DURHAM, N.C. -- Duke University Medical Center neurobiologists have protected growing brain cells from atrophying from disuse by treating them with a protein believed to be involved in helping the brain "wire" itself.
The achievement with laboratory animals, reported in the Nov. 9 issue of Nature, shows that the proteins, called neurotrophins, can foster brain cell growth, and that they might offer treatment for diseases involving gain or loss of brain cell connections. These disorders might include some forms of mental retardation, certain psychiatric conditions, epilepsy and neurodegenerative diseases such as Parkinson'" disease and amyotrophic lateral sclerosis (ALS).
The researchers are postdoctoral fellow David Riddle, Assistant Professor Donald Lo and Associate Professor Lawrence Katz, all of the medical center's department of neurobiology. Their research was supported by the National Institutes of Health and the Klingenstein and McKnight foundations.

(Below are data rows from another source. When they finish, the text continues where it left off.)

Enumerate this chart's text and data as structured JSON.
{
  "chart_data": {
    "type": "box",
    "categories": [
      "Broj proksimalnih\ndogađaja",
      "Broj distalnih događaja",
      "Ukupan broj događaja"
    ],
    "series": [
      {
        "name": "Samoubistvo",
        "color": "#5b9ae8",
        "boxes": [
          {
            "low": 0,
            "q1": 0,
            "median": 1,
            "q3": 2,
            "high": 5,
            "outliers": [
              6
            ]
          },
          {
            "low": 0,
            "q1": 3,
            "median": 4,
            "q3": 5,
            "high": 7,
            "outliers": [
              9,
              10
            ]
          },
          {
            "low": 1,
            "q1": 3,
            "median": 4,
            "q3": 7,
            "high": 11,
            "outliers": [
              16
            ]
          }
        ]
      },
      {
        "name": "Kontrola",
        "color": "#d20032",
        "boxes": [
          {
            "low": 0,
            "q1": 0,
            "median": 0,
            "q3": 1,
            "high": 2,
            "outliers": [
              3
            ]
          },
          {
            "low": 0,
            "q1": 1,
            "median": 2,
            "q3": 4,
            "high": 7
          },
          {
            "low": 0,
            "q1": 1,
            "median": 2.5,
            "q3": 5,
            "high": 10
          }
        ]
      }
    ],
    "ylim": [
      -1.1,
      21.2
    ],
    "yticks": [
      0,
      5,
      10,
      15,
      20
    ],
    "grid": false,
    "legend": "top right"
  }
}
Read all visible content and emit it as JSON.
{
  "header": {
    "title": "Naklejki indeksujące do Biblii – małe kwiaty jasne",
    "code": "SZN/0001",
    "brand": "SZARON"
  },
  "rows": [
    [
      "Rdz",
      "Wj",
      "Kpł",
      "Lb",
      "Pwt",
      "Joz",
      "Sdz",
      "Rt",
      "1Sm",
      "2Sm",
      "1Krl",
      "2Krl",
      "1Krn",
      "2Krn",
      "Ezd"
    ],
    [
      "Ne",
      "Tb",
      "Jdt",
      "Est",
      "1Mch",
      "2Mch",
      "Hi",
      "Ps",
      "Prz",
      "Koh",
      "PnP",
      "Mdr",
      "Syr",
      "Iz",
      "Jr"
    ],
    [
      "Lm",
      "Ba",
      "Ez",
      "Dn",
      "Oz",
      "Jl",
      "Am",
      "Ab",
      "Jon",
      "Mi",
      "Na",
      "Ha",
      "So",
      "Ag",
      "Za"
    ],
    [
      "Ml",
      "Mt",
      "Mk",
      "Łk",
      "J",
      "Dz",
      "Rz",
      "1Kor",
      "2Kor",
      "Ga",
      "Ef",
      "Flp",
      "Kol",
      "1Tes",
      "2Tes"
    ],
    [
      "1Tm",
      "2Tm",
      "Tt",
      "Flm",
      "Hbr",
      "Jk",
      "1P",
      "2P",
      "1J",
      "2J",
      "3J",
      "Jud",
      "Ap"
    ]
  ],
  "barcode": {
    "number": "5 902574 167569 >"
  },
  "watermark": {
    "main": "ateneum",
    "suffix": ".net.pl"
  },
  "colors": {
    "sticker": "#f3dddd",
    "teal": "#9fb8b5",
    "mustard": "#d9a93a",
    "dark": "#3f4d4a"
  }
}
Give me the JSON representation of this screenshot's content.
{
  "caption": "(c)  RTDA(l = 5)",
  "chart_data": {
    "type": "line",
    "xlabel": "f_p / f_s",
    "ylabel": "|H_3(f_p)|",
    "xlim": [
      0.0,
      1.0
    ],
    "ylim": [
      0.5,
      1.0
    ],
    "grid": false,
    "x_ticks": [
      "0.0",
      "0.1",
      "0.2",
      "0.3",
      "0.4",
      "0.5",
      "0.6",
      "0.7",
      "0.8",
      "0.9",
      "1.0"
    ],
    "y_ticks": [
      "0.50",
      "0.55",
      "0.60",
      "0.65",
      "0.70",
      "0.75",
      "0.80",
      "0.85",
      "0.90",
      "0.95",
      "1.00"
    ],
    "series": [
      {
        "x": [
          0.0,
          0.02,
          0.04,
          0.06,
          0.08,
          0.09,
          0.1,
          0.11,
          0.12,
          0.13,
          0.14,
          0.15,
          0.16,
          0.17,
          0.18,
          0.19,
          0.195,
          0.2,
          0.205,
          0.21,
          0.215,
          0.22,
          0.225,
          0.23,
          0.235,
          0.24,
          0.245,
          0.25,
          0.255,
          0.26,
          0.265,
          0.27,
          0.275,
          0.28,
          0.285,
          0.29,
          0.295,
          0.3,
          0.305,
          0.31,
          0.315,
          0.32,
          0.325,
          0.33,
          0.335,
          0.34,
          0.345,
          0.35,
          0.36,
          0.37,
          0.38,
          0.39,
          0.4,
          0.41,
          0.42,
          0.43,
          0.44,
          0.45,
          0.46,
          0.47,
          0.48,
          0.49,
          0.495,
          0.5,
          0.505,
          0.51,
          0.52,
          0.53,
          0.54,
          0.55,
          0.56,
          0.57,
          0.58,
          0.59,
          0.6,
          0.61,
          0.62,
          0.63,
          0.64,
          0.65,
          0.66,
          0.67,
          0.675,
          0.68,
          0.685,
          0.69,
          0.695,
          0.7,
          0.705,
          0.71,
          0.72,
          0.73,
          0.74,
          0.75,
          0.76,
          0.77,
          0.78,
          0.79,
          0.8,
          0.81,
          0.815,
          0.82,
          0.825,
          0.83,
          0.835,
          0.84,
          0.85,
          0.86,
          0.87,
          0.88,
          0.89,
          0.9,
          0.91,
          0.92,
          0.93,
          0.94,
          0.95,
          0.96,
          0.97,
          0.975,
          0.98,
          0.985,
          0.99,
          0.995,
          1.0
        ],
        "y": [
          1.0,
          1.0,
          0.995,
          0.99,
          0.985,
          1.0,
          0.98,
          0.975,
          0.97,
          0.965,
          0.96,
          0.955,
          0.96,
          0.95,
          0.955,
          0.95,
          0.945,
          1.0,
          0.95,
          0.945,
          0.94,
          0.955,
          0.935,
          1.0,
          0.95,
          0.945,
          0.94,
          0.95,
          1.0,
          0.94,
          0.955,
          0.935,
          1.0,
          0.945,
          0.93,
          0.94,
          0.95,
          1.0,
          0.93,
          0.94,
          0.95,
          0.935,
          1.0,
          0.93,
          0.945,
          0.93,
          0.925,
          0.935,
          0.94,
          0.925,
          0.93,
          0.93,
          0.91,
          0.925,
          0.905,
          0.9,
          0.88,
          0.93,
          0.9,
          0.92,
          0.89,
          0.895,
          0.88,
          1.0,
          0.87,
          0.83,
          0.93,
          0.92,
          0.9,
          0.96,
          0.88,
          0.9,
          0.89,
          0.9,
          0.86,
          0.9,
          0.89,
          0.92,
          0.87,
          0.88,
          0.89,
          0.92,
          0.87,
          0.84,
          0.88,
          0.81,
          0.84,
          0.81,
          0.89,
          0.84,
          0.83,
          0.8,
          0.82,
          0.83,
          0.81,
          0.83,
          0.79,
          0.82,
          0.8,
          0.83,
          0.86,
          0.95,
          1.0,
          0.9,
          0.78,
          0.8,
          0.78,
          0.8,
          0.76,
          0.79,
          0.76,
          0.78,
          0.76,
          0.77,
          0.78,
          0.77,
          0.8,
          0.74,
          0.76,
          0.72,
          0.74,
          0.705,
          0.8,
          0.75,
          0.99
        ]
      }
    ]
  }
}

In a separate paper in the October issue of Neuron, the scientists reported the first steps in deciphering the intercellular chemical "language" that neurotrophins use in fostering brain cell growth. Graduate student Kimberley McAllister, Lo and Katz reported finding that different regions of the brain's visual cortex sprout connections, called dendrites, in response to different neurotrophins. Understanding this chemical language is a first step in learning to manipulate the growth of brain cells, the scientists said.
Previous studies at Duke and elsewhere have shown that neurotrophins generally increase the survival and growth of brain cells, or neurons. However, it was not known whether neurotrophins were, indeed, key substances that cause the brain to "wire" itself into certain functional patterns as a result of experience. The new studies, however, show that the neurotrophins are specifically critical to the growth and interconnections of developing cells.